Nie mam zielonego pojęcia. Kiedyś takie coś w necie wyczytałem i była mowa tylko o Szwedach.

04-02-2010, 16:06
Zaczynając od koncepcji Mieszka I jako rdzennego Wikinga, Normana, Warega czy Niemca - Jest to pogląd wymyślony na potrzeby aryjskiej propagandy III Rzeszy. Według niej Słowianie są za słabi by mieć wśród siebie zorganizowaną władzę, więc Mieszko był pochodzenia germańskiego. Taka teoria jest więc tylko stworzona przez nazistów i nie ma żadnego związku z rzeczywistością. Co więcej uwłaszcza ona Palakom, jak i wszystkim innym Słowianom, gdyż jest częścią polityki rasowej hitleryzmu. Tyle jeśli chodzi o samą ideę.

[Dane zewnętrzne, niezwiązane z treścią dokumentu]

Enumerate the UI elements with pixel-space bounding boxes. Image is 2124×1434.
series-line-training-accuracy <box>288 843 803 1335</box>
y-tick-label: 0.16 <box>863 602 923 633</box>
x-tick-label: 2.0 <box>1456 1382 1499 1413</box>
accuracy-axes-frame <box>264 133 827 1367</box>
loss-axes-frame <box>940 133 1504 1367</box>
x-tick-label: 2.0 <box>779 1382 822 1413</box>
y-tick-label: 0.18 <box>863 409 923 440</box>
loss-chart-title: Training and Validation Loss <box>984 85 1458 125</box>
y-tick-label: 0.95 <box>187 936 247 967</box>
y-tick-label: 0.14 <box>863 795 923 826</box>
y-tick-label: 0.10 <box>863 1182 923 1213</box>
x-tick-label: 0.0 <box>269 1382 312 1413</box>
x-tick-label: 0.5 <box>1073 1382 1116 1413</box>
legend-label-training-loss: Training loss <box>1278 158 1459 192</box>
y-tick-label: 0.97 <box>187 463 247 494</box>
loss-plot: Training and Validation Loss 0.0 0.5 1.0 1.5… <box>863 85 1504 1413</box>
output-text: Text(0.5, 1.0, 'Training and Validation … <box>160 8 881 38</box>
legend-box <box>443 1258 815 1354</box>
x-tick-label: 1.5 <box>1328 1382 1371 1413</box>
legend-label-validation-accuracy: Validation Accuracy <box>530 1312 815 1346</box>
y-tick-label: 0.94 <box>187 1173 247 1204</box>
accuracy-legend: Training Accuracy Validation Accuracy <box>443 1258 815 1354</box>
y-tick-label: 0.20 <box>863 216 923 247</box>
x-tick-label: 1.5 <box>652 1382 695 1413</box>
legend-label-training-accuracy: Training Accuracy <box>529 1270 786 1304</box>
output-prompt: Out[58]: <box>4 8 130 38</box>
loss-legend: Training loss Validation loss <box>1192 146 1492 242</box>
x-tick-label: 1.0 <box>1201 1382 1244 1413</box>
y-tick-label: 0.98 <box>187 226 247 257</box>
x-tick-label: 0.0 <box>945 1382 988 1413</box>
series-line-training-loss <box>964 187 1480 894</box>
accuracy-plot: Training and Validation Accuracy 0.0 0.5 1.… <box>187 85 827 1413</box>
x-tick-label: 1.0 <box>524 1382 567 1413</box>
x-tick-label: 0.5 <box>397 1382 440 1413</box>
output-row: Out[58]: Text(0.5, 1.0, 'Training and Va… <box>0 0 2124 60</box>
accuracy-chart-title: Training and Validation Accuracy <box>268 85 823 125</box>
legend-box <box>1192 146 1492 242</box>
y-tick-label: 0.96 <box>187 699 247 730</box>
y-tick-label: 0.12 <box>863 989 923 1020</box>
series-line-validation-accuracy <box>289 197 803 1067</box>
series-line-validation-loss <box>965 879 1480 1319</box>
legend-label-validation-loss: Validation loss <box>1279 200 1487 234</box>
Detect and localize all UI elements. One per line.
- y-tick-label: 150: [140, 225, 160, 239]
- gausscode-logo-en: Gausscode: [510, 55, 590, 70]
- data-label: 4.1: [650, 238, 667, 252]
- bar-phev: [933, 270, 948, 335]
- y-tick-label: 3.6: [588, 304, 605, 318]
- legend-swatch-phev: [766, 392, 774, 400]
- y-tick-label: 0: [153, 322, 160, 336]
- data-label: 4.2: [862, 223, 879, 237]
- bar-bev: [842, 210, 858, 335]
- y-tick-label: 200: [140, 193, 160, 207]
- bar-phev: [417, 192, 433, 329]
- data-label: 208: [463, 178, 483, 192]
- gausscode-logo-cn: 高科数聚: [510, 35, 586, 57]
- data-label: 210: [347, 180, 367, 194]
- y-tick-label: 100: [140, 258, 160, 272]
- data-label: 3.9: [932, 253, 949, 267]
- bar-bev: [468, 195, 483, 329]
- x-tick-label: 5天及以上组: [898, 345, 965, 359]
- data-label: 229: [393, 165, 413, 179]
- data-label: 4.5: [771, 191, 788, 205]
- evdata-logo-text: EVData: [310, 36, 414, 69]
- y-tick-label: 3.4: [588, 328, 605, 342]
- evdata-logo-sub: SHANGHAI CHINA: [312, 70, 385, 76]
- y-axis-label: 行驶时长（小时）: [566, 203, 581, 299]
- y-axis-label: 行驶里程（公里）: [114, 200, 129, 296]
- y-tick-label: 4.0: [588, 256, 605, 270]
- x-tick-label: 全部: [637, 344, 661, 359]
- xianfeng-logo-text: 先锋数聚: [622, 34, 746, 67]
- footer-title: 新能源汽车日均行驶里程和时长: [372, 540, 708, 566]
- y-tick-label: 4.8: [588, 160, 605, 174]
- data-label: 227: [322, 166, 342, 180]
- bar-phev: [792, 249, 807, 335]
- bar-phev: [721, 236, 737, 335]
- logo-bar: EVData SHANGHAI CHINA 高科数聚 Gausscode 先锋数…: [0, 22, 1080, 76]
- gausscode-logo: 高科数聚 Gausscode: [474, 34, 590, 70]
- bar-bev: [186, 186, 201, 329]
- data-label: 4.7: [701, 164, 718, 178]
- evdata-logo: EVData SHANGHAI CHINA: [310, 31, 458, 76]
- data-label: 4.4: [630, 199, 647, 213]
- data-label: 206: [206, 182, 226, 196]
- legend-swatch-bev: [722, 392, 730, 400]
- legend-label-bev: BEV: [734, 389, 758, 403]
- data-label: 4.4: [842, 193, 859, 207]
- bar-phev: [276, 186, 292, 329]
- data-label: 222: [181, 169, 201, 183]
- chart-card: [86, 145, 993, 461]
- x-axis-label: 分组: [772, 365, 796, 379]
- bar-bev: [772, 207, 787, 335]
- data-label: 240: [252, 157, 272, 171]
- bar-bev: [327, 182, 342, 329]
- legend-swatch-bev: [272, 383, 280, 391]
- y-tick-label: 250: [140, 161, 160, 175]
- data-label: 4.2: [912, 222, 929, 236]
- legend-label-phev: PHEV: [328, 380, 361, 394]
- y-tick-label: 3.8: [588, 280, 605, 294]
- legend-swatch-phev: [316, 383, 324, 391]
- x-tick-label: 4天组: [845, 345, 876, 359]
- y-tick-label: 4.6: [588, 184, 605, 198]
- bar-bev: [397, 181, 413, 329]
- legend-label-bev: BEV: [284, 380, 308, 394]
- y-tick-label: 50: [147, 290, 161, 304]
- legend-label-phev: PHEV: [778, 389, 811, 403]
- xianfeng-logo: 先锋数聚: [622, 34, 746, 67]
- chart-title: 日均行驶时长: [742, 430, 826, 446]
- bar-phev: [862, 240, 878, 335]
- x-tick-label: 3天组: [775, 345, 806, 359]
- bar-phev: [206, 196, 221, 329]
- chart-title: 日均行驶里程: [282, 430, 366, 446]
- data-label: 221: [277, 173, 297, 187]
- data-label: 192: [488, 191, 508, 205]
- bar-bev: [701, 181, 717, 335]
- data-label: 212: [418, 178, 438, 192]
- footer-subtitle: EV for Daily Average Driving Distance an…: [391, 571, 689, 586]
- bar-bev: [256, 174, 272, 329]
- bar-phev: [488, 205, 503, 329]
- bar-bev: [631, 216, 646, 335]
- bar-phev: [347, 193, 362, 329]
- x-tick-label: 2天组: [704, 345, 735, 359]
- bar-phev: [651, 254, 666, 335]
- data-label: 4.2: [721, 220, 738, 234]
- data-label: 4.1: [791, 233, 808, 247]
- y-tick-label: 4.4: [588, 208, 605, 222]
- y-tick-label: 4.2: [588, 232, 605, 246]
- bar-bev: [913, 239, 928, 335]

Wracając do istoty tematu pochodzenia Mieszka prawda jest trochę bardziej skomplikowana. Otóż jak wiadomo wszystkie rdzenne ludy Europy to ludy indoeuropejskie. Podczas wędrówki ludów podzieliły się one - jedni poszli na północ, drudzy na południe, potrzebowali bardziej odpowiedniego ciała i narządów do swojego klimatu, co wpłynęło na języki, jedni mają więcej pigmentu, inni mniej. Kultura na wschodzie natomiast dopiero się rozwijała, na północy już w ogóle, podczas gdy na południu i na zachodzie wiele ludów miało już ukształtowaną swą kulturę. Ludy germańskie to nic innego jak Słowianie którzy powędrowali na północ. Kiedy jeszcze kultura jest niewykształcona nie ma wpływu za bardzo pochodzenie króla, jak i związku całego ludu z innymi. Sądzę, że Mieszko mógłby być równie dobrze wnikliwym Słowianinem, który bacznie obserwował Europę i wziął od niej to najlepsze, co miała do zaoferowania - kulturę, nie tracąc własnej, religię, adaptując odpowiednio, oraz organizację państwa, modyfikując ją sprawnie. Mógłby być także potomkiem Rosjan, czy Czechów, ewentualnie Niemców. Wtedy nie miało to takiego znaczenia, zresztą nie istniało pojęcie narodu, a przez całe średniowiecze dynastie były "ponadnarodowe".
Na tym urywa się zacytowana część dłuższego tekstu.